Introduction and objective Paediatric population undergoing cardiac surgery are high-risk group to develop nosocomial infection because of longer recovery time and complexity of the procedure. Ventilator-associated pneumonia (VAP) is a common non-cardiac postoperative complication encountered following cardiac surgery and has been associated with increased use of resources, morbidity, and mortality. Thus, an early and accurate diagnosis and treatment of this life-threatening complication is important. In this study, we investigated the diagnostic value of procalcitonin (PCT) as an early biomarker of VAP in post-cardiac surgery patients. Methodology This is a prospective cohort study conducted in the critical care unit of a specialty hospital. All paediatric patients with congenital heart disease ages 0 to 18 years old who underwent elective cardiac surgery and were exposed to mechanical ventilation for more than 2 days (>48 hours) with signs and symptoms of VAP based on the criteria established by the NNIS and CDC were included in the study. The preoperative and postoperative characteristics of the subjects were recorded. The level of PCT was measured on day 2 postintubation or on the day when VAP was suspected. All tests were done using enzyme-linked fluorescent assay technique. The population was divided into VAP and non-VAP group. Receiver operating characteristics analysis was used to determine the diagnostic parameters of PCT in diagnosing VAP. STATA 13.1 was used for data analysis. Results A total of 58 patients were enrolled in this study. No significant difference was observed in preoperative characteristics between the VAP and non-VAP group.

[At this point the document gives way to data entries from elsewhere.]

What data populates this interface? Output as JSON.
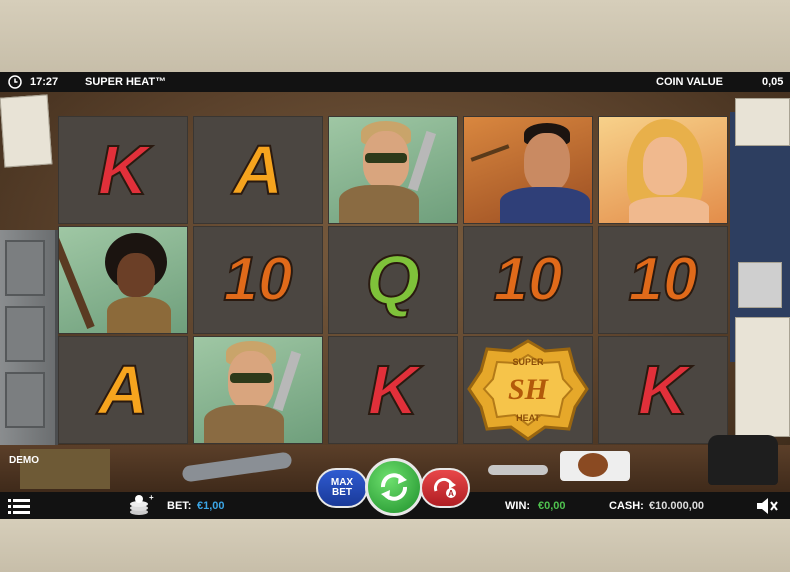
{
  "header": {
    "time": "17:27",
    "title": "SUPER HEAT™",
    "coin_value_label": "COIN VALUE",
    "coin_value": "0,05"
  },
  "reels": [
    [
      "K",
      "portrait-woman-afro",
      "A"
    ],
    [
      "A",
      "10",
      "portrait-sheriff"
    ],
    [
      "portrait-sheriff",
      "Q",
      "K"
    ],
    [
      "portrait-mobster",
      "10",
      "badge-wild"
    ],
    [
      "portrait-blonde",
      "10",
      "K"
    ]
  ],
  "badge": {
    "text": "SH",
    "top_text": "SUPER",
    "bottom_text": "HEAT"
  },
  "mode_label": "DEMO",
  "controls": {
    "max_bet_line1": "MAX",
    "max_bet_line2": "BET"
  },
  "footer": {
    "bet_label": "BET:",
    "bet_value": "€1,00",
    "win_label": "WIN:",
    "win_value": "€0,00",
    "cash_label": "CASH:",
    "cash_value": "€10.000,00"
  },
  "colors": {
    "bet_value": "#3ba6e6",
    "win_value": "#4fc24f",
    "spin_button": "#2aa33a",
    "max_bet_button": "#2f5bd1",
    "autoplay_button": "#d0292e"
  },
  "icons": [
    "clock-icon",
    "menu-icon",
    "coin-stack-icon",
    "spin-icon",
    "autoplay-icon",
    "sound-icon"
  ]
}
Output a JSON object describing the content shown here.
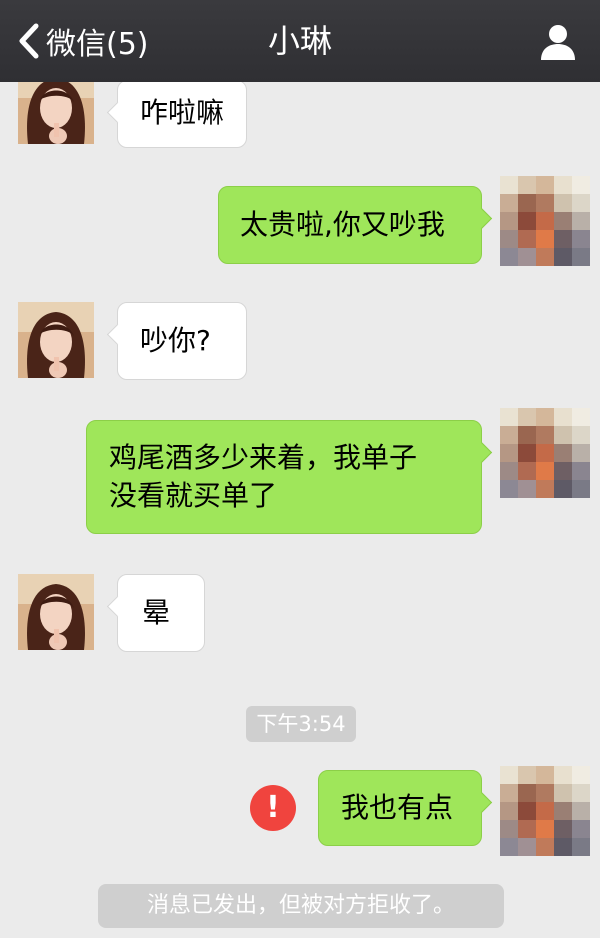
{
  "header": {
    "back_label": "微信(5)",
    "title": "小琳"
  },
  "messages": [
    {
      "side": "left",
      "text": "咋啦嘛"
    },
    {
      "side": "right",
      "text": "太贵啦,你又吵我"
    },
    {
      "side": "left",
      "text": "吵你?"
    },
    {
      "side": "right",
      "text": "鸡尾酒多少来着，我单子\n没看就买单了"
    },
    {
      "side": "left",
      "text": "晕"
    },
    {
      "side": "right",
      "text": "我也有点",
      "status": "failed"
    }
  ],
  "timestamp": "下午3:54",
  "error_icon": "!",
  "system_notice": "消息已发出，但被对方拒收了。",
  "colors": {
    "header_bg": "#333337",
    "chat_bg": "#ebebeb",
    "bubble_self": "#9fe65a",
    "bubble_other": "#ffffff",
    "error_red": "#f0443e",
    "pill_gray": "#cfcfcf"
  },
  "icons": {
    "back": "chevron-left-icon",
    "profile": "person-icon",
    "error": "exclamation-circle-icon"
  }
}
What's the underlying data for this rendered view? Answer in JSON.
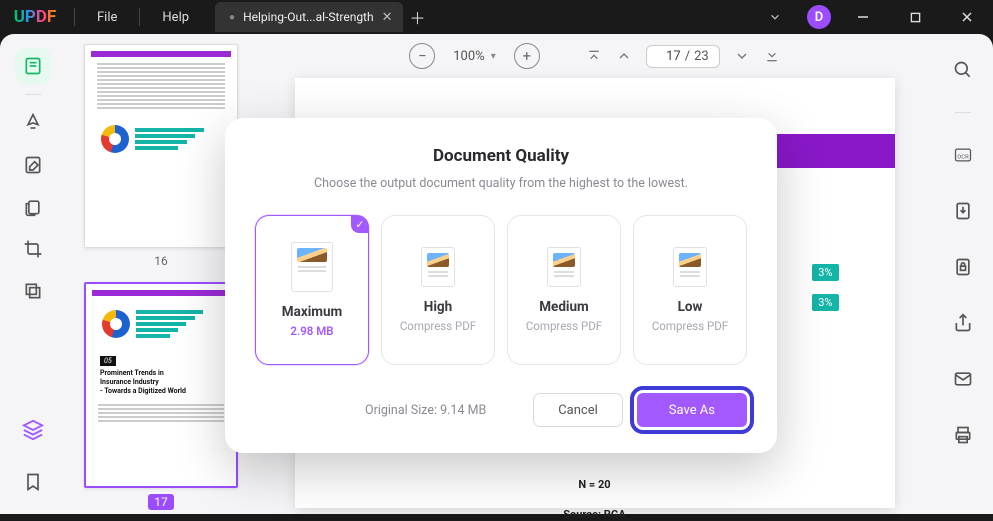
{
  "titlebar": {
    "logo": "UPDF",
    "file_label": "File",
    "help_label": "Help",
    "tab_title": "Helping-Out...al-Strength",
    "avatar_letter": "D"
  },
  "toolbar": {
    "zoom_text": "100%",
    "page_current": "17",
    "page_total": "23"
  },
  "thumbs": {
    "page16_label": "16",
    "page17_label": "17"
  },
  "page_content": {
    "badge1_text": "3%",
    "badge2_text": "3%",
    "n20": "N = 20",
    "source": "Source: RGA"
  },
  "page17_thumb": {
    "section_num": "05",
    "heading_l1": "Prominent Trends in",
    "heading_l2": "Insurance Industry",
    "heading_l3": "- Towards a Digitized World"
  },
  "modal": {
    "title": "Document Quality",
    "subtitle": "Choose the output document quality from the highest to the lowest.",
    "options": {
      "max_name": "Maximum",
      "max_sub": "2.98 MB",
      "high_name": "High",
      "high_sub": "Compress PDF",
      "med_name": "Medium",
      "med_sub": "Compress PDF",
      "low_name": "Low",
      "low_sub": "Compress PDF"
    },
    "original_size_label": "Original Size: 9.14 MB",
    "cancel_label": "Cancel",
    "saveas_label": "Save As"
  }
}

The occurrence of postoperative complications (p=0.005), duration of ICU days (p=0.02), and mortality (p=0.005) were statistically significant in the VAP group when compared with the non-VAP group. The optimum diagnostic PCT cut-off value for VAP on the day of suspicion was 1.77 ng/ml, with a sensitivity of 74% and a specificity of 86%. The areas under the ROC curve was 0.84. Conclusion The result suggested that PCT may be utilized as a diagnostic biomarker for paediatric VAP following cardiac surgery.